Lantana

Film australien de Ray Laurence

Avec Anthony LaPaglia, Geoffrey Rush, Barbara Hershey, Kerry Armstrong


Prix du jury du Festival de Cognac


Par Laure Becdelièvre
 
Sortie le 24-07-2002

Durée: 1h55

 

Léon Zat, inspecteur bedonnant et blasé, la quarantaine ombrageuse, est hanté par la culpabilité depuis qu'il a trompé sa femme Sonja. Celle-ci, de son côté, est nostalgique de leur première passion, et découragée par la routine qui s'est emparée du couple.

Les cours de salsa auxquels elle traîne son mari n'y changent rien. Pire : ils lui amènent une rivale, mais celle-ci n'est pour Léon qu'un pis-aller. Parallèlement, la psychanalyste Valérie Sommers, qui soigne Sonja, tente de sauver son propre couple, fragilisé à la suite de l'assassinat de leur fille, quelques mois auparavant.

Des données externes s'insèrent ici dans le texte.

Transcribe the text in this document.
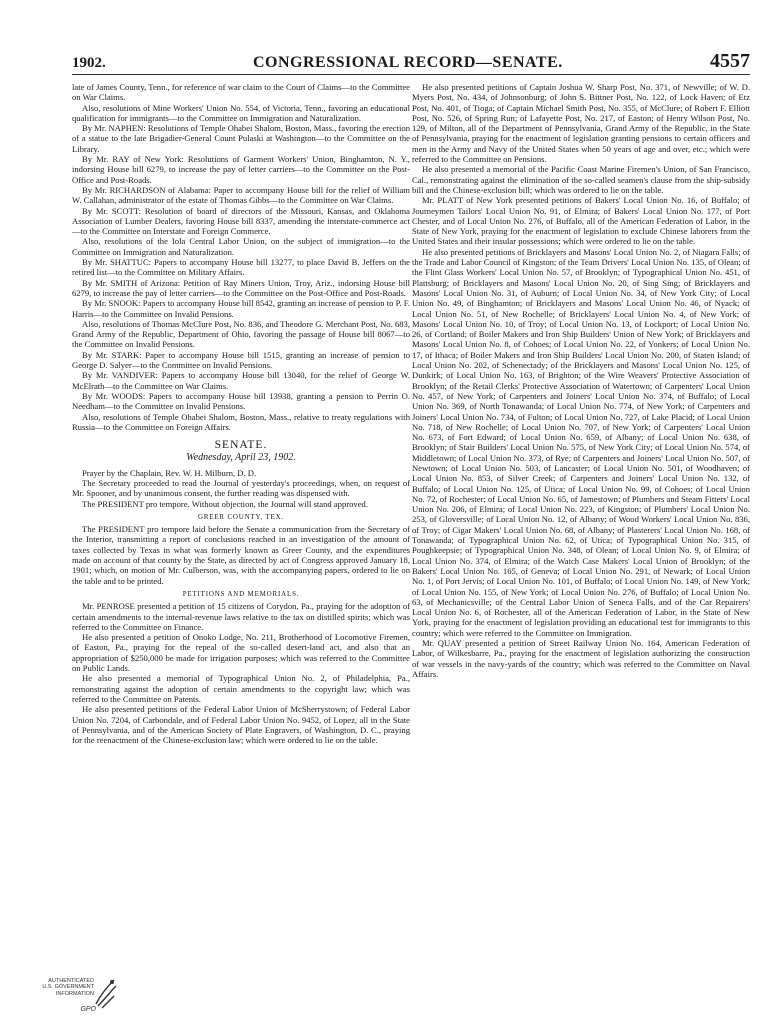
1902.	CONGRESSIONAL RECORD—SENATE.	4557

late of James County, Tenn., for reference of war claim to the Court of Claims—to the Committee on War Claims.

Also, resolutions of Mine Workers' Union No. 554, of Victoria, Tenn., favoring an educational qualification for immigrants—to the Committee on Immigration and Naturalization.

By Mr. NAPHEN: Resolutions of Temple Ohabei Shalom, Boston, Mass., favoring the erection of a statue to the late Brigadier-General Count Pulaski at Washington—to the Committee on the Library.

By Mr. RAY of New York: Resolutions of Garment Workers' Union, Binghamton, N. Y., indorsing House bill 6279, to increase the pay of letter carriers—to the Committee on the Post-Office and Post-Roads.

By Mr. RICHARDSON of Alabama: Paper to accompany House bill for the relief of William W. Callahan, administrator of the estate of Thomas Gibbs—to the Committee on War Claims.

By Mr. SCOTT: Resolution of board of directors of the Missouri, Kansas, and Oklahoma Association of Lumber Dealers, favoring House bill 8337, amending the interstate-commerce act—to the Committee on Interstate and Foreign Commerce.

Also, resolutions of the Iola Central Labor Union, on the subject of immigration—to the Committee on Immigration and Naturalization.

By Mr. SHATTUC: Papers to accompany House bill 13277, to place David B. Jeffers on the retired list—to the Committee on Military Affairs.

By Mr. SMITH of Arizona: Petition of Ray Miners Union, Troy, Ariz., indorsing House bill 6279, to increase the pay of letter carriers—to the Committee on the Post-Office and Post-Roads.

By Mr. SNOOK: Papers to accompany House bill 8542, granting an increase of pension to P. F. Harris—to the Committee on Invalid Pensions.

Also, resolutions of Thomas McClure Post, No. 836, and Theodore G. Merchant Post, No. 683, Grand Army of the Republic, Department of Ohio, favoring the passage of House bill 8067—to the Committee on Invalid Pensions.

By Mr. STARK: Paper to accompany House bill 1515, granting an increase of pension to George D. Salyer—to the Committee on Invalid Pensions.

By Mr. VANDIVER: Papers to accompany House bill 13040, for the relief of George W. McElrath—to the Committee on War Claims.

By Mr. WOODS: Papers to accompany House bill 13938, granting a pension to Perrin O. Needham—to the Committee on Invalid Pensions.

Also, resolutions of Temple Ohabei Shalom, Boston, Mass., relative to treaty regulations with Russia—to the Committee on Foreign Affairs.

SENATE.
Wednesday, April 23, 1902.

Prayer by the Chaplain, Rev. W. H. Milburn, D. D.

The Secretary proceeded to read the Journal of yesterday's proceedings, when, on request of Mr. Spooner, and by unanimous consent, the further reading was dispensed with.

The PRESIDENT pro tempore. Without objection, the Journal will stand approved.

GREER COUNTY, TEX.

The PRESIDENT pro tempore laid before the Senate a communication from the Secretary of the Interior, transmitting a report of conclusions reached in an investigation of the amount of taxes collected by Texas in what was formerly known as Greer County, and the expenditures made on account of that county by the State, as directed by act of Congress approved January 18, 1901; which, on motion of Mr. Culberson, was, with the accompanying papers, ordered to lie on the table and to be printed.

PETITIONS AND MEMORIALS.

Mr. PENROSE presented a petition of 15 citizens of Corydon, Pa., praying for the adoption of certain amendments to the internal-revenue laws relative to the tax on distilled spirits; which was referred to the Committee on Finance.

He also presented a petition of Onoko Lodge, No. 211, Brotherhood of Locomotive Firemen, of Easton, Pa., praying for the repeal of the so-called desert-land act, and also that an appropriation of $250,000 be made for irrigation purposes; which was referred to the Committee on Public Lands.

He also presented a memorial of Typographical Union No. 2, of Philadelphia, Pa., remonstrating against the adoption of certain amendments to the copyright law; which was referred to the Committee on Patents.

He also presented petitions of the Federal Labor Union of McSherrystown; of Federal Labor Union No. 7204, of Carbondale, and of Federal Labor Union No. 9452, of Lopez, all in the State of Pennsylvania, and of the American Society of Plate Engravers, of Washington, D. C., praying for the reenactment of the Chinese-exclusion law; which were ordered to lie on the table.

He also presented petitions of Captain Joshua W. Sharp Post, No. 371, of Newville; of W. D. Myers Post, No. 434, of Johnsonburg; of John S. Bittner Post, No. 122, of Lock Haven; of Etz Post, No. 401, of Tioga; of Captain Michael Smith Post, No. 355, of McClure; of Robert F. Elliott Post, No. 526, of Spring Run; of Lafayette Post, No. 217, of Easton; of Henry Wilson Post, No. 129, of Milton, all of the Department of Pennsylvania, Grand Army of the Republic, in the State of Pennsylvania, praying for the enactment of legislation granting pensions to certain officers and men in the Army and Navy of the United States when 50 years of age and over, etc.; which were referred to the Committee on Pensions.

He also presented a memorial of the Pacific Coast Marine Firemen's Union, of San Francisco, Cal., remonstrating against the elimination of the so-called seamen's clause from the ship-subsidy bill and the Chinese-exclusion bill; which was ordered to lie on the table.

Mr. PLATT of New York presented petitions of Bakers' Local Union No. 16, of Buffalo; of Journeymen Tailors' Local Union No. 91, of Elmira; of Bakers' Local Union No. 177, of Port Chester, and of Local Union No. 276, of Buffalo, all of the American Federation of Labor, in the State of New York, praying for the enactment of legislation to exclude Chinese laborers from the United States and their insular possessions; which were ordered to lie on the table.

He also presented petitions of Bricklayers and Masons' Local Union No. 2, of Niagara Falls; of the Trade and Labor Council of Kingston; of the Team Drivers' Local Union No. 135, of Olean; of the Flint Glass Workers' Local Union No. 57, of Brooklyn; of Typographical Union No. 451, of Plattsburg; of Bricklayers and Masons' Local Union No. 20, of Sing Sing; of Bricklayers and Masons' Local Union No. 31, of Auburn; of Local Union No. 34, of New York City; of Local Union No. 49, of Binghamton; of Bricklayers and Masons' Local Union No. 46, of Nyack; of Local Union No. 51, of New Rochelle; of Bricklayers' Local Union No. 4, of New York; of Masons' Local Union No. 10, of Troy; of Local Union No. 13, of Lockport; of Local Union No. 26, of Cortland; of Boiler Makers and Iron Ship Builders' Union of New York; of Bricklayers and Masons' Local Union No. 8, of Cohoes; of Local Union No. 22, of Yonkers; of Local Union No. 17, of Ithaca; of Boiler Makers and Iron Ship Builders' Local Union No. 200, of Staten Island; of Local Union No. 202, of Schenectady; of the Bricklayers and Masons' Local Union No. 125, of Dunkirk; of Local Union No. 163, of Brighton; of the Wire Weavers' Protective Association of Brooklyn; of the Retail Clerks' Protective Association of Watertown; of Carpenters' Local Union No. 457, of New York; of Carpenters and Joiners' Local Union No. 374, of Buffalo; of Local Union No. 369, of North Tonawanda; of Local Union No. 774, of New York; of Carpenters and Joiners' Local Union No. 734, of Fulton; of Local Union No. 727, of Lake Placid; of Local Union No. 718, of New Rochelle; of Local Union No. 707, of New York; of Carpenters' Local Union No. 673, of Fort Edward; of Local Union No. 659, of Albany; of Local Union No. 638, of Brooklyn; of Stair Builders' Local Union No. 575, of New York City; of Local Union No. 574, of Middletown; of Local Union No. 373, of Rye; of Carpenters and Joiners' Local Union No. 507, of Newtown; of Local Union No. 503, of Lancaster; of Local Union No. 501, of Woodhaven; of Local Union No. 853, of Silver Creek; of Carpenters and Joiners' Local Union No. 132, of Buffalo; of Local Union No. 125, of Utica; of Local Union No. 99, of Cohoes; of Local Union No. 72, of Rochester; of Local Union No. 65, of Jamestown; of Plumbers and Steam Fitters' Local Union No. 206, of Elmira; of Local Union No. 223, of Kingston; of Plumbers' Local Union No. 253, of Gloversville; of Local Union No. 12, of Albany; of Wood Workers' Local Union No. 836, of Troy; of Cigar Makers' Local Union No. 68, of Albany; of Plasterers' Local Union No. 168, of Tonawanda; of Typographical Union No. 62, of Utica; of Typographical Union No. 315, of Poughkeepsie; of Typographical Union No. 348, of Olean; of Local Union No. 9, of Elmira; of Local Union No. 374, of Elmira; of the Watch Case Makers' Local Union of Brooklyn; of the Bakers' Local Union No. 165, of Geneva; of Local Union No. 291, of Newark; of Local Union No. 1, of Port Jervis; of Local Union No. 101, of Buffalo; of Local Union No. 149, of New York; of Local Union No. 155, of New York; of Local Union No. 276, of Buffalo; of Local Union No. 63, of Mechanicsville; of the Central Labor Union of Seneca Falls, and of the Car Repairers' Local Union No. 6, of Rochester, all of the American Federation of Labor, in the State of New York, praying for the enactment of legislation providing an educational test for immigrants to this country; which were referred to the Committee on Immigration.

Mr. QUAY presented a petition of Street Railway Union No. 164, American Federation of Labor, of Wilkesbarre, Pa., praying for the enactment of legislation authorizing the construction of war vessels in the navy-yards of the country; which was referred to the Committee on Naval Affairs.

AUTHENTICATED
U.S. GOVERNMENT
INFORMATION
GPO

La disparition de la psychanalyste et l'enquête que mène Léon vont chambouler ces vies moroses et redistribuer les cartes : Léon découvre notamment que sa propre femme comptait parmi les patients de Valérie...

Que le quasi-anonymat du réalisateur, et même des acteurs, de ce petit film australien ne trompe pas : Lantana est un film magnifique, porté par la finesse du scénario et la virtuosité de la mise en scène. Car s'il repose sur une intrigue policière, d'ailleurs subtilement menée et riche en rebondissements dignes des plus grands polars, Lantana est d'abord un drame psychologique, où des destins se croisent et des caractères se confrontent - rappelant en cela Magnolia, l'extravagance des personnages hollywoodiens en moins.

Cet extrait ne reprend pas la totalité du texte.